Probably the most important constitutional crisis in the nation's history was the secession of the southern states and the resulting Civil War. This was a crisis of the first type and the third type. Politicians and military officials openly stated that they would refuse to play by the rules of the Constitution and states seceded from the Union, and then resisted through violence.  That constitutional crisis resulted in enormous bloodshed and suffering, and required the Constitution to be reconstructed with three new amendments.

A constitutional crisis is a very serious thing, because if we were in the middle of a genuine constitutional crisis, there would be a real and serious danger that the Constitution would fail. But, as noted above, most things that people call constitutional crises don't involve serious threats of constitutional failure. In general, one should not confuse heated constitutional disputes with constitutional crises. Similarly, one should not confuse political crises--in which people struggle for power within the limits of the Constitution--with constitutional crises, in which the Constitution itself fails or is on the verge of failing.

When people talk about constitutional crisis in the Trump Administration, the first thing that they might have in mind is the flurry of executive orders that began his presidency, and, in particular, his executive order on immigration, which is sometimes called a "Muslim ban."

The executive order on immigration is very unjust, and there are good arguments that it is unconstitutional. But it has not precipitated a constitutional crisis. The courts often find that the Executive Branch of the United States government has violated the law or the Constitution, but that doesn't make each of these situations a constitutional crisis.

On the other hand, if President Trump ordered executive branch officials to defy judicial orders, and they did so, not merely in isolated instances out of confusion, but deliberately and consistently, that could precipitate a constitutional crisis. There have been reports that a few DHS officials have been obstructing the enforcement of district court orders, but we don't know how serious the situation is and so it is premature to say that we have a genuine constitutional crisis on our hands. If President Trump announced that he would not follow the Constitution, if he arrested members of the Supreme Court, or if he defied a direct judicial order, that would mark a constitutional crisis.

As Sandy and I pointed out in our original piece, American politicians almost never announce that they will go outside the Constitution or the law.
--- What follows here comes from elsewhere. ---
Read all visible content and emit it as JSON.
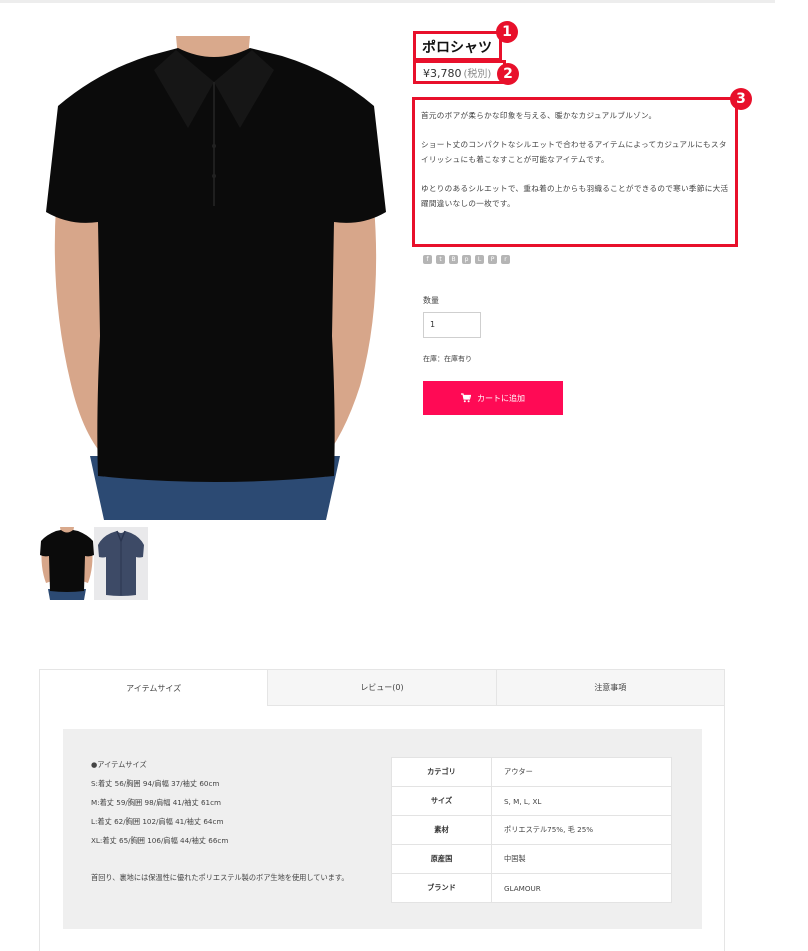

Instead, they argue that they are complying with the law based on their interpretation of it.

One might object that this allows politicians to violate the Constitution if they just lie about their motivations or if their legal positions are objectively unreasonable. But there is a reason why forcing politicians to state their positions in terms of legality and constitutionality is important to constitutional government. This means that they are still publicly adhering to a political norm that everyone must obey the law and the Constitution. When politicians obey this norm, it drives controversies back into the courts or into ordinary politics for resolution. Achieving this result is what constitutions are supposed to do. To be sure, when people argue about what the law means or what the Constitution means, it is often very upsetting, because politicians often have incentives to make specious or disingenuous claims to justify their actions. But as long as the courts are open and are obeyed, this by itself does not produce a constitutional crisis.

Crisis is not the same thing as injustice. There are a lot of unjust things that happen in a constitutional system without precipitating a constitutional crisis. Constitutions make politics possible, and politics is often unjust.

You can tell if you are in a constitutional crisis when politicians stop saying that they will comply with the law, with judicial orders, or with the Constitution. Or you can tell that you are in a constitutional crisis when there is widespread civil unrest or rebellion.  Until that happens, you are not in a constitutional crisis, and for that, at least, you can be thankful.